Dans les premières dizaines de pages, Daumal apparaît très gentillet, avec un ton plus civilisé que dans ses essais. Nouvelle déception. Mais peu à peu, le Daumal s'accélère. Quelques bonnes pointes : - Citation :
- « Voyez l’insondable veulerie de l’homme : tous les moyens qui lui sont donnés pour se tenir éveillé, il finit par en orner son sommeil. On porte le cilice comme on porterait un monocle, on chante les matines comme d’autres vont jouer au golf. »
- Citation :
- « Des tocs, des tics et des trucs, voilà toute notre vie, entre le diaphragme et la voûte crânienne. »

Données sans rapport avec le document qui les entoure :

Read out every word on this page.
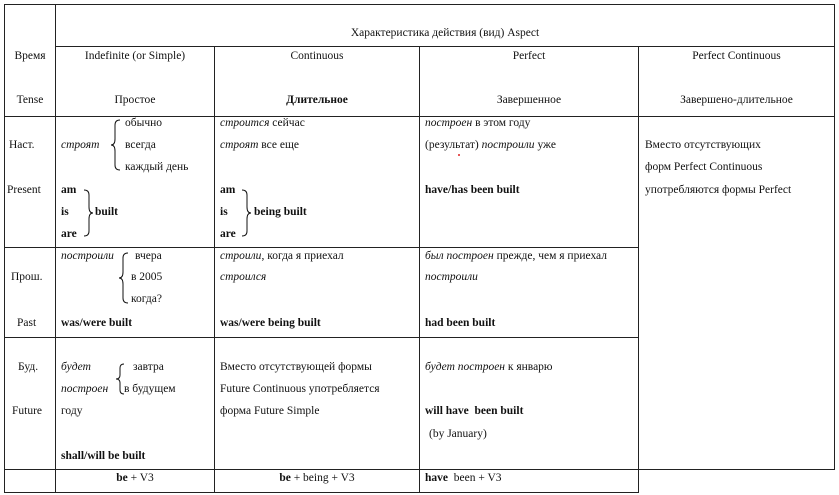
Характеристика действия (вид) Aspect
Время
Tense
Indefinite (or Simple)
Простое
Continuous
Длительное
Perfect
Завершенное
Perfect Continuous
Завершено-длительное
Наст.
Present
строят
обычно
всегда
каждый день
am
is
are
built
строится сейчас
строят все еще
am
is
are
being built
построен в этом году
(результат) построили уже
have/has been built
Вместо отсутствующих
форм Perfect Continuous
употребляются формы Perfect
Прош.
Past
построили вчера
в 2005
когда?
was/were built
строили, когда я приехал
строился
was/were being built
был построен прежде, чем я приехал
построили
had been built
Буд.
Future
будет
построен
завтра
в будущем
году
shall/will be built
Вместо отсутствующей формы
Future Continuous употребляется
форма Future Simple
будет построен к январю
will have  been built
(by January)
be + V3	be + being + V3	have  been + V3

Et me voilà arrivée à la deuxième partie... Je vous attends les gens. | |
| | | Bédoulène Abeille bibliophile
Messages : 17270 Inscription le : 06/07/2007 Age : 79 Localisation : Provence
| Sujet: Re: LC René Daumal Dim 16 Aoû 2015 - 9:54 | |
| tout d'abord le choix d'Analogue ? analogue à quoi ? puisque sensé relié la terre et le ciel, analogue au triangle équilatéral de la Trinité ?
mais si le sommet est "inaccessible" qu'est ce qui en empêcherait l'accès dès lors que la base l'est accessible ? suffit de grimper non ?
Sogol est un homme étonnant d'ailleurs le supérieur du monastère où il a passé un certain temps dit de lui : "Mon fils conclut il, je vois qu'il y a en vous un inguérissable besoin de comprendre qui ne vous permet pas de rester plus longtemps dans cette maison. Nous prierons Dieu qu'Il veuille vous appeler à Lui par d'autres voies.."
Sogol a peut être trouvé la "voie" : le mont Analogue !
par contre la réflexion sur le surnom de Sogol quand il parle d'anagramme est ce : logos
"la courbure de l'espace dévie la lumière des étoiles et aussi les lignes de force du champ magnétique terrestre, si bien que, naviguant avec le sextant et la boussole, je serai toujours persuadé que je vais en ligne droite."
dans les connaissances actuelles est ce plausible ? ou bien dois je simplement me laisser séduire par cette utopie que représente le Mont Analogue ?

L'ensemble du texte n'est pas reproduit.